If you are facing criminal charges, they are based upon evidence that law enforcement officers have obtained and passed onto the prosecution. The outcome of your case will largely depend upon the strength of both that evidence and any evidence you can present to counter the prosecution’s case. It is up to the prosecution to establish your guilt beyond all reasonable doubt. If the strength or credibility of the evidence in your case can be challenged, then this can raise doubt over your alleged guilt.
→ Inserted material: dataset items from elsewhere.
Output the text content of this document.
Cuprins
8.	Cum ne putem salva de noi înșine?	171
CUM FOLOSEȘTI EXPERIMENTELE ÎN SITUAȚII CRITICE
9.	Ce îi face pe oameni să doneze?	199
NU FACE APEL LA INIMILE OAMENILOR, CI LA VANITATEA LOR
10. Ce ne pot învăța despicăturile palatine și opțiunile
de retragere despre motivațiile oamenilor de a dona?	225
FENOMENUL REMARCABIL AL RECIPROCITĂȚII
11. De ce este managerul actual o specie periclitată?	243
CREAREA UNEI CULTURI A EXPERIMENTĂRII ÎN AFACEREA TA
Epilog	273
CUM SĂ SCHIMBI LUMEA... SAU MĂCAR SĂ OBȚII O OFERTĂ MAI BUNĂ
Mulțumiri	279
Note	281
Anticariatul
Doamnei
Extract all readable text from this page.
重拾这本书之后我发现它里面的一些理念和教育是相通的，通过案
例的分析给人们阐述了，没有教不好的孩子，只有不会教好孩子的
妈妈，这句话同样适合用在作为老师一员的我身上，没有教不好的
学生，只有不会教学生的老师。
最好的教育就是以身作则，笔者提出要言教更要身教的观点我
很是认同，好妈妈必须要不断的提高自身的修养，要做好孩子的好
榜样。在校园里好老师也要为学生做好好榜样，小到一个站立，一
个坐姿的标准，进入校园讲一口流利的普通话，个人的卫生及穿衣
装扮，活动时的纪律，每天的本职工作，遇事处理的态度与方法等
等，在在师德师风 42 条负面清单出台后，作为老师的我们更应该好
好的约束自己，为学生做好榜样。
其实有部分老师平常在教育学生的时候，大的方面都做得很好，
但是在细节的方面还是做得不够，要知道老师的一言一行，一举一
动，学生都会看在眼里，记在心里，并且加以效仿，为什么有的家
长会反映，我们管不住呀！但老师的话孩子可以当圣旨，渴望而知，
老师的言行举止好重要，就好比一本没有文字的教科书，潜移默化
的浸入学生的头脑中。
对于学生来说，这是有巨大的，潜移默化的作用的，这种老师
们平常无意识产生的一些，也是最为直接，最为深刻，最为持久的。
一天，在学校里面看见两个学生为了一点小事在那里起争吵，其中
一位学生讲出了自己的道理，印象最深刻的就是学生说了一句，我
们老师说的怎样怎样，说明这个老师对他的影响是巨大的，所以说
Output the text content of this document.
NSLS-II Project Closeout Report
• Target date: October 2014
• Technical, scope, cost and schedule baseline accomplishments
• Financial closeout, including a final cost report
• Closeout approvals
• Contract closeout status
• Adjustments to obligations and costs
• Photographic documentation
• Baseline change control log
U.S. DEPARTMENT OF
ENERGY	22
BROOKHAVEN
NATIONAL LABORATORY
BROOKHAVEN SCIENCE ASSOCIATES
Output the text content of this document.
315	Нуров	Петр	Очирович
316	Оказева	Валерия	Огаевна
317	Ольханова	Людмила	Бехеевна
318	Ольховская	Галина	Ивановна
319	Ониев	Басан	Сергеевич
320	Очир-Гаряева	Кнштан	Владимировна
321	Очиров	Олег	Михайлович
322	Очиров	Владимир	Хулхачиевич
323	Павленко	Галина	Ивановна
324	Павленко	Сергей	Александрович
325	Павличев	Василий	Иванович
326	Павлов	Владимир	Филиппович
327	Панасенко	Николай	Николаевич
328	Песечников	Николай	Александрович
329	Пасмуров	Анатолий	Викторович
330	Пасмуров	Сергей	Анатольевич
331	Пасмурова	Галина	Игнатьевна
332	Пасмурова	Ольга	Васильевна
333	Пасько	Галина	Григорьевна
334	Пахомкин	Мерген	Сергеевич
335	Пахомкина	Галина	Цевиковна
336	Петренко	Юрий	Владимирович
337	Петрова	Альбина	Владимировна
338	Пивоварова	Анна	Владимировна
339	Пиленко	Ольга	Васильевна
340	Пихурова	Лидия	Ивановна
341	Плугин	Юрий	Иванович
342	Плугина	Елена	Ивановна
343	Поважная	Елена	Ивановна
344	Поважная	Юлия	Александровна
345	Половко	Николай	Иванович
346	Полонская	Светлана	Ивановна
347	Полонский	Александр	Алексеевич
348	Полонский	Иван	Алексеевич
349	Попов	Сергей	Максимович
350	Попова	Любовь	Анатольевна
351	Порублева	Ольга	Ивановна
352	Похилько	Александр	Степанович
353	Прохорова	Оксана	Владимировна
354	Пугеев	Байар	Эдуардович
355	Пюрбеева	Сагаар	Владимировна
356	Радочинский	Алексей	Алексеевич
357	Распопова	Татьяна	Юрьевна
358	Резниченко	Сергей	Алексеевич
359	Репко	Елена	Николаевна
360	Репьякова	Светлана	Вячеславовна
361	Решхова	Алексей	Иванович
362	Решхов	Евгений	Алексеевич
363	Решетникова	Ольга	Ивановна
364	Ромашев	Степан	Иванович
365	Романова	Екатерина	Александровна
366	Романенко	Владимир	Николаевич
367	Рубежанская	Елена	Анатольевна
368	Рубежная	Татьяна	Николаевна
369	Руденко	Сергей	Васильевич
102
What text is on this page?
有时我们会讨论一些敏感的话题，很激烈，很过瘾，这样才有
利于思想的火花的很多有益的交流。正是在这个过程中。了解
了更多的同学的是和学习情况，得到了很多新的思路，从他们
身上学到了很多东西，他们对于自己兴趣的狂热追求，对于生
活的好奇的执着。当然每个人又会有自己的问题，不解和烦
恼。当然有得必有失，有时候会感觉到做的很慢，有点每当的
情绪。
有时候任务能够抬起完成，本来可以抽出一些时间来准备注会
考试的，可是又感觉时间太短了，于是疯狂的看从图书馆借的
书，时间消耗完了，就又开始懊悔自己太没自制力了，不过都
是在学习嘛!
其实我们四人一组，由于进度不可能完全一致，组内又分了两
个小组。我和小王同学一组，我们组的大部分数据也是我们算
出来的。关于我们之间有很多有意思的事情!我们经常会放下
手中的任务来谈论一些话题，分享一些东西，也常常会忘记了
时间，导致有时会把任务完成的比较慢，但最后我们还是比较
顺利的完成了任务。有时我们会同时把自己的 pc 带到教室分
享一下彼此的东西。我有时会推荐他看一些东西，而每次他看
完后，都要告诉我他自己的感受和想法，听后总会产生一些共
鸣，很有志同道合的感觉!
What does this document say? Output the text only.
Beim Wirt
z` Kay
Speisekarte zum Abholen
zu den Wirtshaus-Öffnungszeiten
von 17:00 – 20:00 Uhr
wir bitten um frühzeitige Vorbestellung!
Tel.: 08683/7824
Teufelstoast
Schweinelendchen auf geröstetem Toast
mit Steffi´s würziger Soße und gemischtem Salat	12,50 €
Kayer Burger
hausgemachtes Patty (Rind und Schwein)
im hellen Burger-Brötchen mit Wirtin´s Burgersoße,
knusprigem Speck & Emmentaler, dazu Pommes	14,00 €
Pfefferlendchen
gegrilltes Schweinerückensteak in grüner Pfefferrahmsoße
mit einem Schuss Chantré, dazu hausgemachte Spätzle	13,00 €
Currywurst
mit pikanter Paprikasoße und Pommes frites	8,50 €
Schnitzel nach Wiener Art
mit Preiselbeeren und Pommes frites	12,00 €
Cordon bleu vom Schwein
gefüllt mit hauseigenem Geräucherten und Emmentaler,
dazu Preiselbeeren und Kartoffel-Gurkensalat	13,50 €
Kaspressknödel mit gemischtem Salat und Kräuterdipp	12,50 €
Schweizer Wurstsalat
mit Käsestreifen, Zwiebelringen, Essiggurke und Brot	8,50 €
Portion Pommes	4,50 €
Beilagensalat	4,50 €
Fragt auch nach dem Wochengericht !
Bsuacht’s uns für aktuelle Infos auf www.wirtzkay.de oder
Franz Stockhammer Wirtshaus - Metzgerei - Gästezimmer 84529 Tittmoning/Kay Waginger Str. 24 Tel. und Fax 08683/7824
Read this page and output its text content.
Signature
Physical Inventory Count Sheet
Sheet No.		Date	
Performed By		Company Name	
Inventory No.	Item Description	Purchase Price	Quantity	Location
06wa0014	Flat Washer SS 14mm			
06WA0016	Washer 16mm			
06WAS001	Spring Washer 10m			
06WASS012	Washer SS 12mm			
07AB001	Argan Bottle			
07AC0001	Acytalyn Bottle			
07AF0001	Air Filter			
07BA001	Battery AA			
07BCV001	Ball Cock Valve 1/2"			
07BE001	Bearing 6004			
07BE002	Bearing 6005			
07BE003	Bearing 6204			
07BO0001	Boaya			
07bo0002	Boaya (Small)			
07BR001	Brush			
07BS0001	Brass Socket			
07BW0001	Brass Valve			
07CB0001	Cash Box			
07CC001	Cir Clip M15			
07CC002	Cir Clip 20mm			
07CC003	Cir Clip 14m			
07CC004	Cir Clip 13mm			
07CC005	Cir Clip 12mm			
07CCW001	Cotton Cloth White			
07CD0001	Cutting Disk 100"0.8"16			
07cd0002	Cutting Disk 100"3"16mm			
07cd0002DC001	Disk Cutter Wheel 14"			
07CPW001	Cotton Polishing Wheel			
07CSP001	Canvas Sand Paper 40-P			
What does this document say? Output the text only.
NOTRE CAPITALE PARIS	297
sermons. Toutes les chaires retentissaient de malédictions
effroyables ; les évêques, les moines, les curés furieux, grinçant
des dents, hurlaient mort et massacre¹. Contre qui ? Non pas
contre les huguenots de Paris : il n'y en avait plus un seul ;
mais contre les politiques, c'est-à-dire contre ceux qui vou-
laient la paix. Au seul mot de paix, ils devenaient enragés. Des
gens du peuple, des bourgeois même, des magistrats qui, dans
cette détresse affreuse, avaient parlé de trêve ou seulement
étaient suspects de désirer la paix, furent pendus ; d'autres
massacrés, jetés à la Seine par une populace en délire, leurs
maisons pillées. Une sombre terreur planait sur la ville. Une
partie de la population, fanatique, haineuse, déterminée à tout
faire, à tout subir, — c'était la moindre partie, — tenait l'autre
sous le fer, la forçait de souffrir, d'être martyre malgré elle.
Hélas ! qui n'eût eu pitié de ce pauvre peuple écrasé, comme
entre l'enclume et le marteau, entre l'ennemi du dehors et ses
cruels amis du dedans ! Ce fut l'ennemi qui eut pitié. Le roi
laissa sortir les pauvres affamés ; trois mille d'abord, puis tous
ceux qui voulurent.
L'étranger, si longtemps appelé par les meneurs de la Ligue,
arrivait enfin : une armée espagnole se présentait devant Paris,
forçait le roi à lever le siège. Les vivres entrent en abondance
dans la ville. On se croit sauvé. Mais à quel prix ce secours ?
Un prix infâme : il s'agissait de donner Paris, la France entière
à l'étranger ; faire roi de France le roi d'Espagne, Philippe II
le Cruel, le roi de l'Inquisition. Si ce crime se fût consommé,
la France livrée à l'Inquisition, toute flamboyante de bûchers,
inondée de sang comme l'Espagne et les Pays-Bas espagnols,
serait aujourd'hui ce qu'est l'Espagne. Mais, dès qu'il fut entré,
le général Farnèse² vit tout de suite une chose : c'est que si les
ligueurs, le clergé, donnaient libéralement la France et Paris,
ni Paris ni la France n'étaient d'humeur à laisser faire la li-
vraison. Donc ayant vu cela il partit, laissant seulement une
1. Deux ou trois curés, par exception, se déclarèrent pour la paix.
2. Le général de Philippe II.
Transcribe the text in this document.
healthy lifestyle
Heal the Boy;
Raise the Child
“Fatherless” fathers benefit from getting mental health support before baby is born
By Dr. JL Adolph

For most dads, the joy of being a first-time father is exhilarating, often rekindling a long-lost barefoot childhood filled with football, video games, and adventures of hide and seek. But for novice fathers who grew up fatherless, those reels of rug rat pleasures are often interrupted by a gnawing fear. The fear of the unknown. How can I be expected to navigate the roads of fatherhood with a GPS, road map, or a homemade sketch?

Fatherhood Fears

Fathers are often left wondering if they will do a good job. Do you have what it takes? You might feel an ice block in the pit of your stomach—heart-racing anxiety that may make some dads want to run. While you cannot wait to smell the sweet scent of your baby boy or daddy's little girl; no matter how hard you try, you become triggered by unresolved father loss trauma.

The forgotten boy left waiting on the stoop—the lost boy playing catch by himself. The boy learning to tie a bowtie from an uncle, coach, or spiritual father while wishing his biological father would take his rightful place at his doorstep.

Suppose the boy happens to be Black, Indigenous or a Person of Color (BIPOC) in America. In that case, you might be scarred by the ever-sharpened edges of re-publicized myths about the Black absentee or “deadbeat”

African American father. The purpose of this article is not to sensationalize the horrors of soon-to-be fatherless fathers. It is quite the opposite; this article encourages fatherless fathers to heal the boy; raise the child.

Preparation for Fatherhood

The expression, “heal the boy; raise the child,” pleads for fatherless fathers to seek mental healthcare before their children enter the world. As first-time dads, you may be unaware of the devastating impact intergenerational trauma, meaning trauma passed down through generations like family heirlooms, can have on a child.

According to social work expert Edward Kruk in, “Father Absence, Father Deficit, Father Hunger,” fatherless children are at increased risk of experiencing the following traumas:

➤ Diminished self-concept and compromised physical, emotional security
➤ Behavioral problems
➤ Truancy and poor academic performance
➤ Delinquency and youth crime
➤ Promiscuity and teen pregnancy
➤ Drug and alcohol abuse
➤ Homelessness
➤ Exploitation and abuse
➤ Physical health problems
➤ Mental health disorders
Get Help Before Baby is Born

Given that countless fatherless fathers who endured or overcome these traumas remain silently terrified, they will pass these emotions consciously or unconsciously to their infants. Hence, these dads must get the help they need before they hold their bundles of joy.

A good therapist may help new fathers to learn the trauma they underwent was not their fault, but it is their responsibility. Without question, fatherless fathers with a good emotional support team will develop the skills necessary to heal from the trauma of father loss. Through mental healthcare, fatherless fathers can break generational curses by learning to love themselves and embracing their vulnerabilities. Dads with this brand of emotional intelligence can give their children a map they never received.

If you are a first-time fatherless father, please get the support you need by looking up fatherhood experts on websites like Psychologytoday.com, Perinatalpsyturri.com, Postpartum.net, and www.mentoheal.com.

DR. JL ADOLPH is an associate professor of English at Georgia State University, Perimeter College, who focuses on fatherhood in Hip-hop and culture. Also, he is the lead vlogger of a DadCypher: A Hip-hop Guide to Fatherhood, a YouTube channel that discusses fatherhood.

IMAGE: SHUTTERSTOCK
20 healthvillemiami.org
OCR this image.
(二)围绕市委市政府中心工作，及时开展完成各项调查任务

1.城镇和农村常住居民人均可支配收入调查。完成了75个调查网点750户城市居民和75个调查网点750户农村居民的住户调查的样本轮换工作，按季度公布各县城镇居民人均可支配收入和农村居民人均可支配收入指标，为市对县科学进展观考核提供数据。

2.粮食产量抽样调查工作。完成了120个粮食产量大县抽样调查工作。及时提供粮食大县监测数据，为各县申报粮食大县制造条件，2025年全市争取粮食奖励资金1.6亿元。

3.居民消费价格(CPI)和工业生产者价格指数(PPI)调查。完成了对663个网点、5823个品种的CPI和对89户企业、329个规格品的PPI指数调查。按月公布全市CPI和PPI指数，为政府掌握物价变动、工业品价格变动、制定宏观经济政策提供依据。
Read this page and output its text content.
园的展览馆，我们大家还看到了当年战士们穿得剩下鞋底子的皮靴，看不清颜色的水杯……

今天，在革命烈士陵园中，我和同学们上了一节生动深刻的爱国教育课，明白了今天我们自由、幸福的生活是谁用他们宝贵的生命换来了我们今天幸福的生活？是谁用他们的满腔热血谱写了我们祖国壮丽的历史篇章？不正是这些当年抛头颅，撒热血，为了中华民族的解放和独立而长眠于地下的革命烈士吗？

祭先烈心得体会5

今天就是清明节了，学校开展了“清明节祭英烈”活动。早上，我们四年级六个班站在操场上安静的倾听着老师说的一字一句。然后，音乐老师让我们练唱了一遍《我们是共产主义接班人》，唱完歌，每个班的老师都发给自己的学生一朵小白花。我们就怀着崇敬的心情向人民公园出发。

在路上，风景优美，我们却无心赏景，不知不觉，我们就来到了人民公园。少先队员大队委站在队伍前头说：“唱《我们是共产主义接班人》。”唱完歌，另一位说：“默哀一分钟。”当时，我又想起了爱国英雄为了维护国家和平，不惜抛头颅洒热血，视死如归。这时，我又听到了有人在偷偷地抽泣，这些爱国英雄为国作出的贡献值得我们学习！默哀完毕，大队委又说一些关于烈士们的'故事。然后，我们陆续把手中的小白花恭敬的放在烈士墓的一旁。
One thing that law enforcement should have done when the charges in question occurred in a specific environment involves securing the crime scene appropriately. Why is this so important? And what are the consequences of not securing a crime scene?
Preservation of evidence
To preserve evidence accurately, it is vital that the crime scene remains essentially as it was during the commission of the alleged offense. This is particularly important where DNA evidence is concerned. The more people that have access to the scene, the more likely that existing evidence could be erased. For instance, a fingerprint or footprint could be smudged, making it difficult to identify who was actually present at the scene at the time of the alleged offense.
Potential for tampering
While the overwhelming majority of police officers adhere to the rules and would not consider tampering with evidence, this isn’t always the case. Officers may be sure that they have identified the culprit, but feel that the evidence is not strong enough. Even if there are no malicious intentions, evidence should never be tampered with, and an insecure crime scene provides a potential opportunity for this to occur.
The integrity of evidence is key to justice and a fair trial. If you have been charged and the crime scene was not secured properly, seeking legal guidance will help you to highlight this reality in court.